How Firms Prevent the Revelation of Bad News
...firms that engage in conference call casting experience higher short-term returns, but later suffer negative returns when adverse news is released...
A number of laws and regulations govern the timing and type of information disclosed by public companies, as part of an overall effort to create a level playing field for institutional and individual investors. In Playing Favorites: How Firms Prevent the Revelation of Bad News (NBER Working Paper No. 19429), authors Lauren Cohen, Dong Lou, and Christopher Malloy examine one way companies can discourage the disclosure of negative information in spite of these regulations: by managing or "casting" their earnings conference calls.
The study examines how firms can cast their earnings conference calls by disproportionately calling on bullish analysts and thereby avoiding the release of negative information that they would like to avoid publicizing. The authors compile conference call transcripts, analyst coverage reports and recommendations, quarterly financial data and earnings restatements from firms, stock prices, and other information for the years 2003 through 2011. Reviews of individual company data and conference call transcripts sometimes reveal clear examples of casting; in one case, a firm called exclusively on analysts with bullish recommendations on the firm's stock. Though not every instance of casting is so overt, the authors show that many firms appear to cast conference calls and often only release negative news months after these calls.

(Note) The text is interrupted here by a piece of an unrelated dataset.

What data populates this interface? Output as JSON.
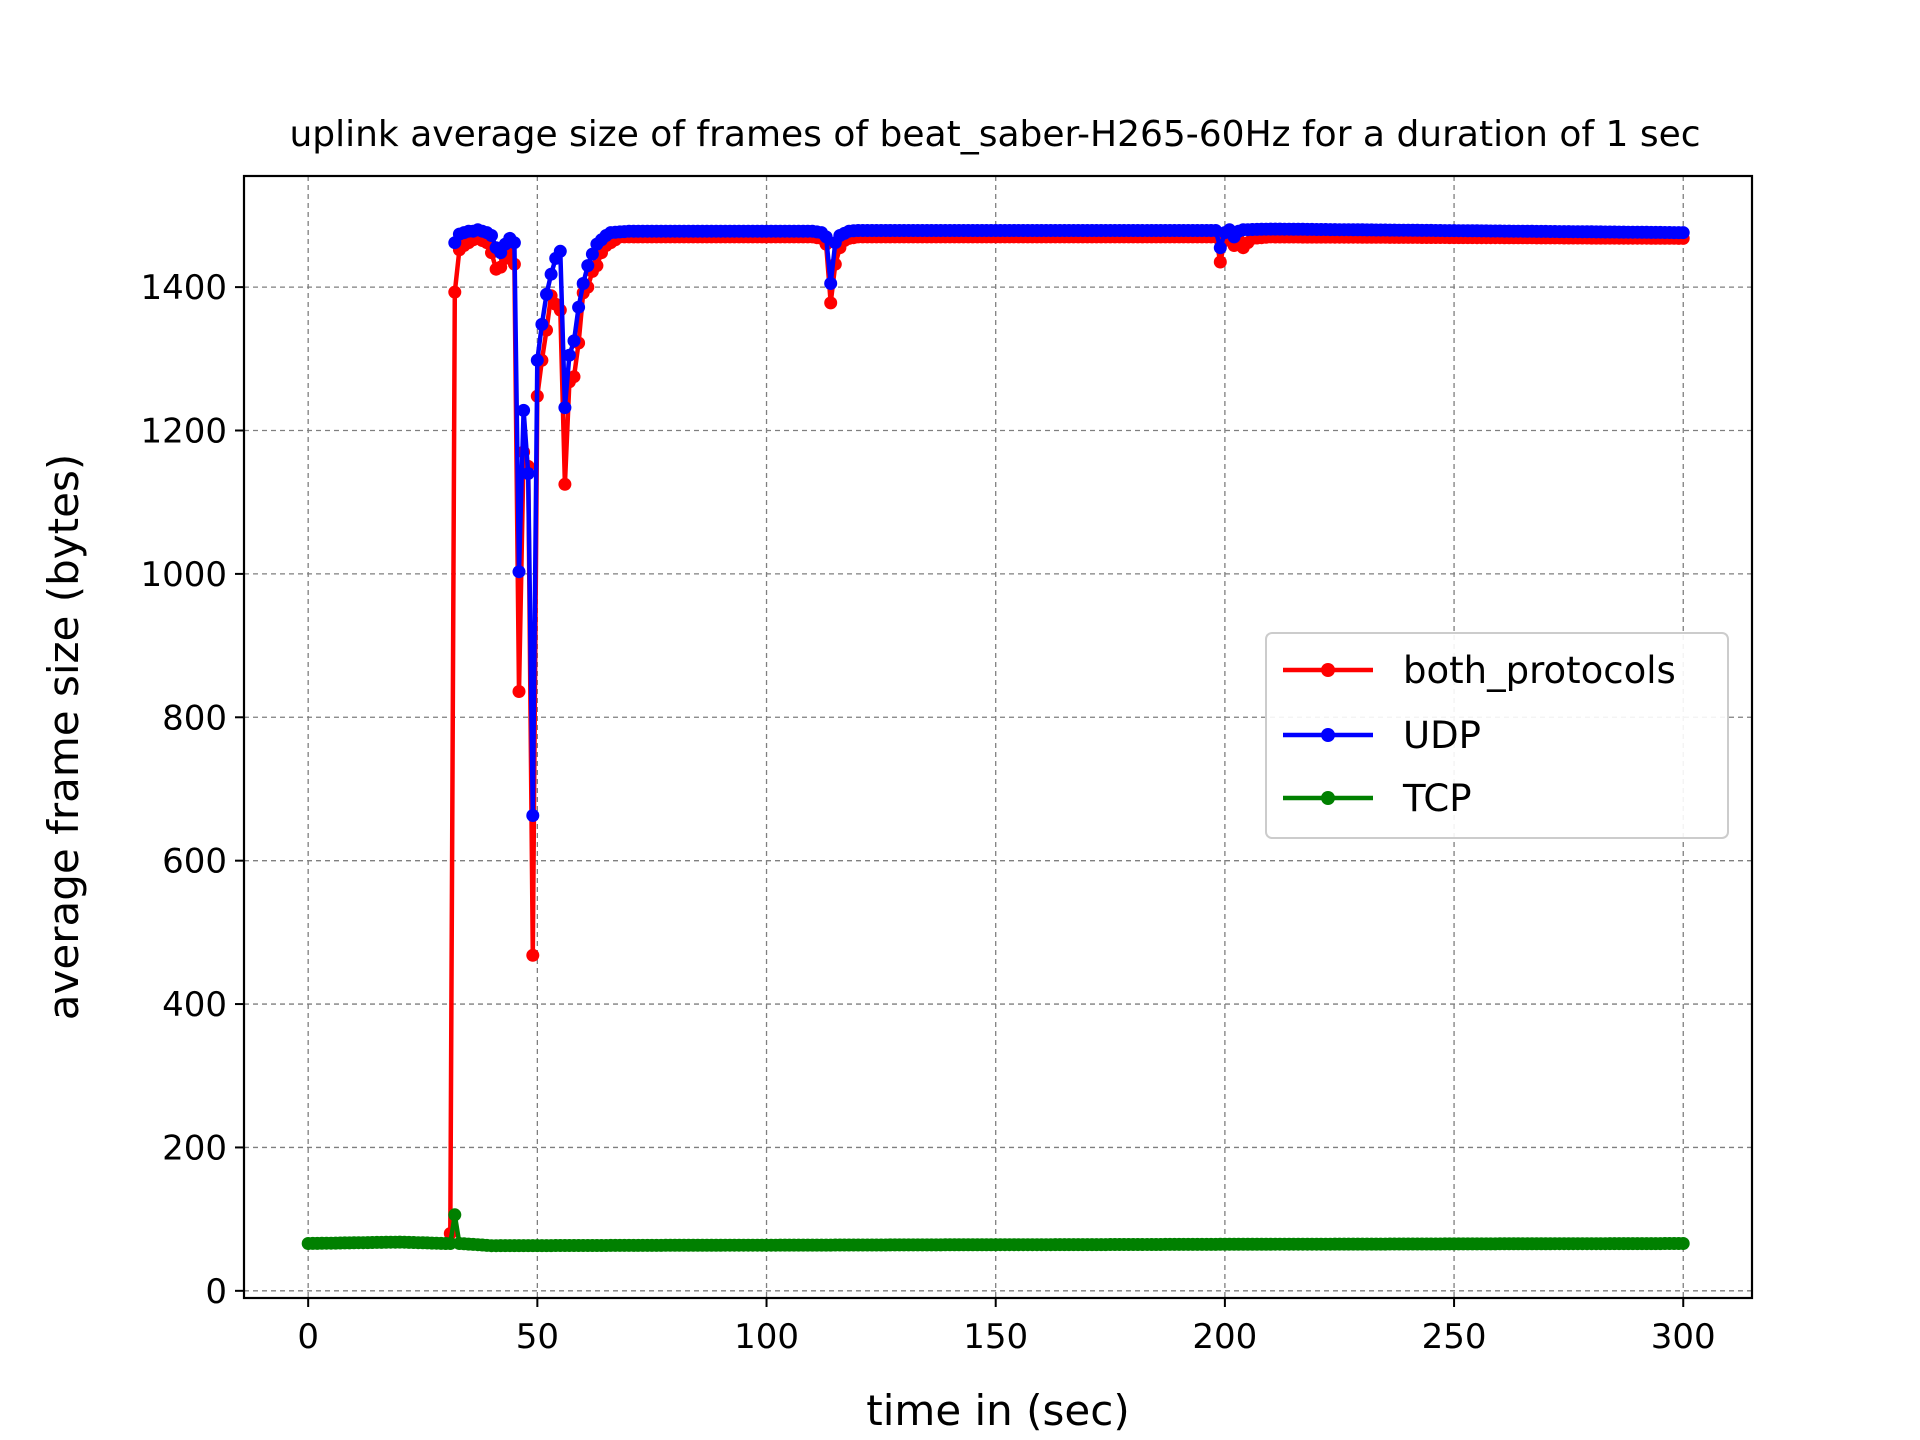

The authors find that firms that engage in conference call casting experience higher short-term returns, but later suffer negative returns when adverse news is released, compared to their counterparts that do not correspondingly manage their calls. The authors estimate that a long-short portfolio that would go long on non-casting calls and short on companies that cast their calls would earn abnormal returns of between 91 and 101 basis points per month. They find no evidence of return reversal in the future, suggesting that the negative information that was not revealed on the calls that were cast was important for fundamental firm value.
Firms in the data sample were more likely to cast their calls when they barely met or exceeded earnings expectations or when they were about to issue equity, which could have generated incentives to keep share prices high to maximize proceeds from the stock sale. Casting also appears to be more likely at firms that are covered by fewer analysts, have fewer institutional owners, and are more volatile.